Legal Business Blogs

Comment: Why it’s time for the Law Society’s levy to go

There is a reason that the slogan ‘No taxation without representation’ has echoed through history. The rally cry of the American revolution demonstrates a basic truth that institutions and figures of authority hitting up constituencies for money without broadly representing their interests are in the long run asking for trouble.

On that yardstick, the Law Society has been asking for trouble for many years and it looks like it has finally got it as the Conservative government threatens to finish the job Labour started with the Legal Services Act and end the body’s ability to levy fees on the profession.

The smart money is currently on a full split with its regulatory arm, the Solicitors Regulation Authority (SRA), which will likely end its ability to hit up the profession for about £35m a year to fund its trade union activities.

Few in the profession would mourn that defenestration, but particularly not the City lawyers who have long grown sick of being treated like a cash machine with very little to show for it. Chancery Lane doesn’t and never did care about the commercial legal sector. It didn’t understand it and was in no position to represent or advocate for it. City lawyers in the main don’t mind contributing a little more than other branches of the profession for the sake of professional solidarity, but there’s a limit and it was passed a long time ago.

That is not a sustainable position in the long term, even if the body scrapes a reprieve this time and it is plainly unhealthy for the industry as it has contributed to a fragmentation of the profession, weakening its bonds and ability to speak with a unified voice.

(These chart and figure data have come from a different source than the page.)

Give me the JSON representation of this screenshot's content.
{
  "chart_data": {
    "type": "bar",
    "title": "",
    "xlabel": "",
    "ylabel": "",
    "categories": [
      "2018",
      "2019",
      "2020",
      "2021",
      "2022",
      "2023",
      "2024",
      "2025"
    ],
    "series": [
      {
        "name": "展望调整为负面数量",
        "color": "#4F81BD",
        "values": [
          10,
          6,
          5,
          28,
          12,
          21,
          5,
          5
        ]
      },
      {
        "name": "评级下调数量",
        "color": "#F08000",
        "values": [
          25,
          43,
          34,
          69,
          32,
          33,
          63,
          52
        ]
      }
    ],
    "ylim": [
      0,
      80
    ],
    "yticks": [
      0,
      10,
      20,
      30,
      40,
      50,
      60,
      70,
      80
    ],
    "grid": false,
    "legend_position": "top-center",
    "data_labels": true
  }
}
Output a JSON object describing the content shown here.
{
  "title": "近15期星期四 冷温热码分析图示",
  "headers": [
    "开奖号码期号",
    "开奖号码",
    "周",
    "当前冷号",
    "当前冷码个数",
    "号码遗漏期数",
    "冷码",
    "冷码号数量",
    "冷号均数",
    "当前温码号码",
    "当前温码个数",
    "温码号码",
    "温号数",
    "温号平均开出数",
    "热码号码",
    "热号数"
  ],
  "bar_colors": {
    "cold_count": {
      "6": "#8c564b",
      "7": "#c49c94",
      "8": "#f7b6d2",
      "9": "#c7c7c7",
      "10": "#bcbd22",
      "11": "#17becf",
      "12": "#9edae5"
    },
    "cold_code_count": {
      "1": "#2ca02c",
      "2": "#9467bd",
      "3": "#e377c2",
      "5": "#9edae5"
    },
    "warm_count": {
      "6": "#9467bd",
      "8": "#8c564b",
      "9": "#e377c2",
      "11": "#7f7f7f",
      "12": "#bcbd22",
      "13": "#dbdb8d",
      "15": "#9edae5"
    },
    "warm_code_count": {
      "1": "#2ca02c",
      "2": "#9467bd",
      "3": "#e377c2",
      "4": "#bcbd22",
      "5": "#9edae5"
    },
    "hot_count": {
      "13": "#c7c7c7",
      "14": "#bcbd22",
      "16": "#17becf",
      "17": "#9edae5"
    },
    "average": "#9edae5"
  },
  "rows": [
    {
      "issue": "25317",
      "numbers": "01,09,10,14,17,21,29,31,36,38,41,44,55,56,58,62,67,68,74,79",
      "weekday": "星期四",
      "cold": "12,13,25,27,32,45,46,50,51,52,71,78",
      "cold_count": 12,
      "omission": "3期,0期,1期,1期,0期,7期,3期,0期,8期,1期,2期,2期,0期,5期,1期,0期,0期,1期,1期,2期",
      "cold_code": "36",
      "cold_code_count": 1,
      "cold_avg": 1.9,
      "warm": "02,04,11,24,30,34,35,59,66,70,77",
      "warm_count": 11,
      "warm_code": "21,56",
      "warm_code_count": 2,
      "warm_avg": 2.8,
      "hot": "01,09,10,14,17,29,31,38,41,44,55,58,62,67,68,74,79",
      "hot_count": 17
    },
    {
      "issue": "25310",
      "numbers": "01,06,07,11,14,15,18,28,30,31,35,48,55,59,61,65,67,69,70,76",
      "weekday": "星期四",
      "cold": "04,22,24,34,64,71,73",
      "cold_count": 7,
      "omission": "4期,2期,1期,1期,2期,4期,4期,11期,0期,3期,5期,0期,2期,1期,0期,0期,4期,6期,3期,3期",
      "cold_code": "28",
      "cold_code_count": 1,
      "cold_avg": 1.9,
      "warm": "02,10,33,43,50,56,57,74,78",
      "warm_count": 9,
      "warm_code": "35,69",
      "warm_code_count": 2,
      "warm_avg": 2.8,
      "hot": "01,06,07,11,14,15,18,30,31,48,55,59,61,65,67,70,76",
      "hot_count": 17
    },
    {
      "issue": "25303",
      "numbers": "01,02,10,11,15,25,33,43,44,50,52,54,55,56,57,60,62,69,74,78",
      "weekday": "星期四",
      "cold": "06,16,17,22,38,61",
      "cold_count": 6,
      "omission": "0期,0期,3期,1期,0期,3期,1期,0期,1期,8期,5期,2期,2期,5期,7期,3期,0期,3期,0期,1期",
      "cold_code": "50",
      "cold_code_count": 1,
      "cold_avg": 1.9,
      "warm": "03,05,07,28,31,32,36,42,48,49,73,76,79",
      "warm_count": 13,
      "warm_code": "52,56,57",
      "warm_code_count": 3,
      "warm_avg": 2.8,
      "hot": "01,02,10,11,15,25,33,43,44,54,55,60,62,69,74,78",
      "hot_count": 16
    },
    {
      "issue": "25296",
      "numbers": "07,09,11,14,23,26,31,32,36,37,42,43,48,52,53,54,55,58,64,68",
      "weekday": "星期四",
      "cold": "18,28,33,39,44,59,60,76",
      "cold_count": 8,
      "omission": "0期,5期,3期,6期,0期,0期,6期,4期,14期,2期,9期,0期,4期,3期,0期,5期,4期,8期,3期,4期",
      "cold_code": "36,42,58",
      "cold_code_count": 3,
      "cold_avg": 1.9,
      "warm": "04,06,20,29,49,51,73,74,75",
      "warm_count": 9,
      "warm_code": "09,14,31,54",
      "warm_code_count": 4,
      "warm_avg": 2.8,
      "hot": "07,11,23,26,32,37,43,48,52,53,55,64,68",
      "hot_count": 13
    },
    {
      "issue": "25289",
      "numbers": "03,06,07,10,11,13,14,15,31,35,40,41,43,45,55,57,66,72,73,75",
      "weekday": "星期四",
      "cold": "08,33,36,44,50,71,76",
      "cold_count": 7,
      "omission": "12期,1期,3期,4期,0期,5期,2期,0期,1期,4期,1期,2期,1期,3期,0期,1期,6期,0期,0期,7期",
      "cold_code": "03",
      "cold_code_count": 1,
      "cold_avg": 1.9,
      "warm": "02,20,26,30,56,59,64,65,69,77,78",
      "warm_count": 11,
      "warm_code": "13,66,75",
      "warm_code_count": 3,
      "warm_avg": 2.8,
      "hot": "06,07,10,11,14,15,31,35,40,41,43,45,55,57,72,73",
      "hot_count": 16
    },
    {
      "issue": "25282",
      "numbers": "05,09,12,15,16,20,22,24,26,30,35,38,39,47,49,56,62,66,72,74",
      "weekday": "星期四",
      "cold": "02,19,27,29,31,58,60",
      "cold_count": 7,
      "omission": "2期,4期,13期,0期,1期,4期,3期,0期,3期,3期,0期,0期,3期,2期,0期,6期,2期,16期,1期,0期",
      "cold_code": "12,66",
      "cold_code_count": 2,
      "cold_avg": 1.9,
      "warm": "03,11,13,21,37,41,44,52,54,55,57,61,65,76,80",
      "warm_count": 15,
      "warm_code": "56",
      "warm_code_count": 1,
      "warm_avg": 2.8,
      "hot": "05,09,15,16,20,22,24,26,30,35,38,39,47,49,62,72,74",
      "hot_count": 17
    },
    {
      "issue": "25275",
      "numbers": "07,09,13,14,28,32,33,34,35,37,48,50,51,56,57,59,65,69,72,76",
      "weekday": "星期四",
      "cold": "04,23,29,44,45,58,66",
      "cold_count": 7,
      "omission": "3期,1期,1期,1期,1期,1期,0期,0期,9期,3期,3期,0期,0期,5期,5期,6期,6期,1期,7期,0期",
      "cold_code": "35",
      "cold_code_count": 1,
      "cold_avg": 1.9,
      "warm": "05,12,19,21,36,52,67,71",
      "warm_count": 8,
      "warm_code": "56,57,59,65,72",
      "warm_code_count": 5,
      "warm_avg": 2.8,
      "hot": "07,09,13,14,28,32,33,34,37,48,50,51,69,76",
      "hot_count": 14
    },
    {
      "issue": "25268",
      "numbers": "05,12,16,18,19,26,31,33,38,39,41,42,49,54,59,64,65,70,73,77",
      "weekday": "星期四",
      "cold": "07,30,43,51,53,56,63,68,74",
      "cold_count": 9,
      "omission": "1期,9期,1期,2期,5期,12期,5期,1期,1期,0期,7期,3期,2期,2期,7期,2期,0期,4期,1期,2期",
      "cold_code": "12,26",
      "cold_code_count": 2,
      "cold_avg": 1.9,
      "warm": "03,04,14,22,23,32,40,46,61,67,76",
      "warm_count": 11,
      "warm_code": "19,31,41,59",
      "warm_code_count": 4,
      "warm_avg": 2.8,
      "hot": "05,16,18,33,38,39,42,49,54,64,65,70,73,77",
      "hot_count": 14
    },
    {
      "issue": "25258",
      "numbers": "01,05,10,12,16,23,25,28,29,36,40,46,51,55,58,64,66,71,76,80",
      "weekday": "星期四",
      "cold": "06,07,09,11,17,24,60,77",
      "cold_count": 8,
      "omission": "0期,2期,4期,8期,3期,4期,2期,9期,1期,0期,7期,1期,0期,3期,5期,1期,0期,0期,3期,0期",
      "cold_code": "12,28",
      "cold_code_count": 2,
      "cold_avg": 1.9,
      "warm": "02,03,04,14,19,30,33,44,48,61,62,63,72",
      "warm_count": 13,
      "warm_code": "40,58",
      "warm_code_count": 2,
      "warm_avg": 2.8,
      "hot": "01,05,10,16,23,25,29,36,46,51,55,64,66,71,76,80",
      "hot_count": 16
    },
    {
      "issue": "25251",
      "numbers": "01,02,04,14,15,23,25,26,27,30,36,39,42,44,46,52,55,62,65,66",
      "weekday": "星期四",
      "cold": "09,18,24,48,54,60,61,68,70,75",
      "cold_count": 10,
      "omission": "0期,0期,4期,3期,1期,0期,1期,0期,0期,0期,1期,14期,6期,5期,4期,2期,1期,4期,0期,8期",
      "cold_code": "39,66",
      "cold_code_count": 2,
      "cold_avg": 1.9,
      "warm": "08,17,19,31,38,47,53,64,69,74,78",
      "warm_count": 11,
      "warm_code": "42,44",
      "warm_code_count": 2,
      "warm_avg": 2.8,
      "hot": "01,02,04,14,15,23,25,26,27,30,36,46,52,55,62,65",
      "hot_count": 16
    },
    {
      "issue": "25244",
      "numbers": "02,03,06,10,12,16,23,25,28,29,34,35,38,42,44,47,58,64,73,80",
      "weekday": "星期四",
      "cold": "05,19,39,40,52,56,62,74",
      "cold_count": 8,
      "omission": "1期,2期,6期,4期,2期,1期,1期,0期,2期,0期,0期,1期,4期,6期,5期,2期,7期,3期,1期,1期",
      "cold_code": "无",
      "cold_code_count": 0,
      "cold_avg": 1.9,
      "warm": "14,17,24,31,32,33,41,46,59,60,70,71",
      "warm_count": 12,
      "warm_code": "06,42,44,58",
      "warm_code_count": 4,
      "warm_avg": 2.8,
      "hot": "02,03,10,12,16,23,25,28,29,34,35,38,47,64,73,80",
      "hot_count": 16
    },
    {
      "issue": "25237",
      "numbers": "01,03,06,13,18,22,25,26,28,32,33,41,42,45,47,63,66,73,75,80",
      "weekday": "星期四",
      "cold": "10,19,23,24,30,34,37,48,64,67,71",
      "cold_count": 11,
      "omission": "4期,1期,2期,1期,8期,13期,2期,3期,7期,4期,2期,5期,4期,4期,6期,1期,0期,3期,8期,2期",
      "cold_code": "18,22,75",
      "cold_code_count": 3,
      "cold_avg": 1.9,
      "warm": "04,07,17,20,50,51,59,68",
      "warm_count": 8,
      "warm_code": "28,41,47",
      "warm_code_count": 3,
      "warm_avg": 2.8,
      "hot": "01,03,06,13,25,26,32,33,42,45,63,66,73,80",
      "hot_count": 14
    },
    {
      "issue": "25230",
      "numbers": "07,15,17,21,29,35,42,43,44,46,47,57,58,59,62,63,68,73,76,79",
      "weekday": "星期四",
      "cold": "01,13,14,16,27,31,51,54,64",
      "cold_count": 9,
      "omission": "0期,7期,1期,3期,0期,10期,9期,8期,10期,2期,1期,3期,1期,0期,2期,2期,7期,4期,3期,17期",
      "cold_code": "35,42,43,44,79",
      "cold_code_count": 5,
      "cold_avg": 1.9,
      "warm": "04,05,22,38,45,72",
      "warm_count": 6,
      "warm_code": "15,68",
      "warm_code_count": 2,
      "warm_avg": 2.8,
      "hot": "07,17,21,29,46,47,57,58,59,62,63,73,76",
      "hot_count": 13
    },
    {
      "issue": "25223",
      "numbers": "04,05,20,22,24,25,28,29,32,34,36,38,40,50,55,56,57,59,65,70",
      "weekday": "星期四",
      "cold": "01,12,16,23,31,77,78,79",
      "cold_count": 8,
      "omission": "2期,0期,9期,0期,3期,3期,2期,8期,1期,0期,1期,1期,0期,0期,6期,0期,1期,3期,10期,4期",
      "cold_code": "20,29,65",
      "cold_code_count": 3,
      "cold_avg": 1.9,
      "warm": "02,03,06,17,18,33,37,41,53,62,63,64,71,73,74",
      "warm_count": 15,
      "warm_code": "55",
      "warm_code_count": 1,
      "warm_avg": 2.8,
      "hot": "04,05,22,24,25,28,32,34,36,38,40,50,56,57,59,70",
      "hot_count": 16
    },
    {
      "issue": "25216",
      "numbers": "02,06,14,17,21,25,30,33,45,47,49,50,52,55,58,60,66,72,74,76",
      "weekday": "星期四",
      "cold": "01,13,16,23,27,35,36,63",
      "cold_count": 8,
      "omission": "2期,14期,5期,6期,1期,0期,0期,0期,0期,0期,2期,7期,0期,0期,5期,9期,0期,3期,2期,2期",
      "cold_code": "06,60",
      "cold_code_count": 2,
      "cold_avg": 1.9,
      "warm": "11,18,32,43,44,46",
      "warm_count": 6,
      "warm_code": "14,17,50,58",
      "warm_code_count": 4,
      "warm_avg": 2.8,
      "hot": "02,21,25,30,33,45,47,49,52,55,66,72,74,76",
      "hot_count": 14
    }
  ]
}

That lack of engagement was obvious in the society’s lack of response to Michael Gove’s ludicrous attempt to impose a tax on City firms (the threat has apparently receded, but that’s more due to the Treasury’s longstanding disdain for ministries inventing tax-raising powers as opposed to the profession’s advocacy).

True, the Law Society faces a huge challenge representing the profession’s different branches, which often have conflicting agendas, but Chancery Lane hasn’t even attempted to reconcile those tensions, it just ignored the City.

And the body, much as it likes to trumpet its independence in high-minded terms, remains as hamstrung as the BBC in relying on funding the government can cut off. The suspicion that the society plays it safe with government was at the heart of the discontent over its position on legal aid reform. Neither has it been able to effectively highlight the string of gaffes from the Ministry of Justice over the last three years.

It has been clear since the infighting of the 1990s that the absence of any need to persuade the profession to voluntarily engage and contribute to its budget has shaped an institution rife with bureaucracy, inefficiency and self-interest. The Law Society should look forward to a future as a leaner but revitalised and responsive body drawing far more of its revenues from commercial activities. That is the only way the reformists it has can ever sweep away the inertia and the dysfunctional council that kept it in its shoddy state for the last 20 years.

Ironically, at this moment of weakness the society has in Catherine Dixon the most credible figure heading it in recent memory but Chancery Lane will never be reformed without a structural shock to the system.

If you accept that the link with the regulator will be fully severed, the grey area will be around training and professional standards. On this one, the arguments look finely balanced. If the SRA and the Law Society could bury their differences and work together, there may be a workable compromise that sees the society retain some substantive role and the right to a reduced levy on the profession.

Where would that leave the City in terms of representation? The City of London Law Society is talked up, but the body is tiny and focused on technical consultation. In its current form, it has neither the resources nor ambition to take on a more meaningful role.

But rebooting it as a more muscular organisation is a practical and cost-effective option. A £1m-plus budget, a dozen staff and a heavyweight chair from the City and you’re off to a start. Bear in mind some of the largest City firms are contributing in the region of £250,000 a year for the Law Society (not counting the larger regulatory contribution) and there could soon be plenty of money in the pot.

TheCityUK is also emerging as a genuine alternative. The body has effectively courted the legal community, attracted credible figures such as Herbert Smith Freehills’ James Palmer and swung into gear on several issues important to the profession. The group also has the advantage of having wider links in the City, business and government. I suspect the body could easily become the default voice for City law if it pushed for it at this key moment.

Not that you would bet the profession will mobilise, even having been subjected to the indignities of Gove’s tax wheeze and the current attempt to turn the civil courts into a cash cow.

City lawyers have a remarkable ability to shrug their shoulders in these situations. Leadership on the issue may also have to come from a major firm outside the Magic Circle as London’s original elite have been reinvented in technocratic form and so rarely do leadership these days. But apathy should not save the Law Society from losing its power to tax the profession. It’s time it sang for its supper.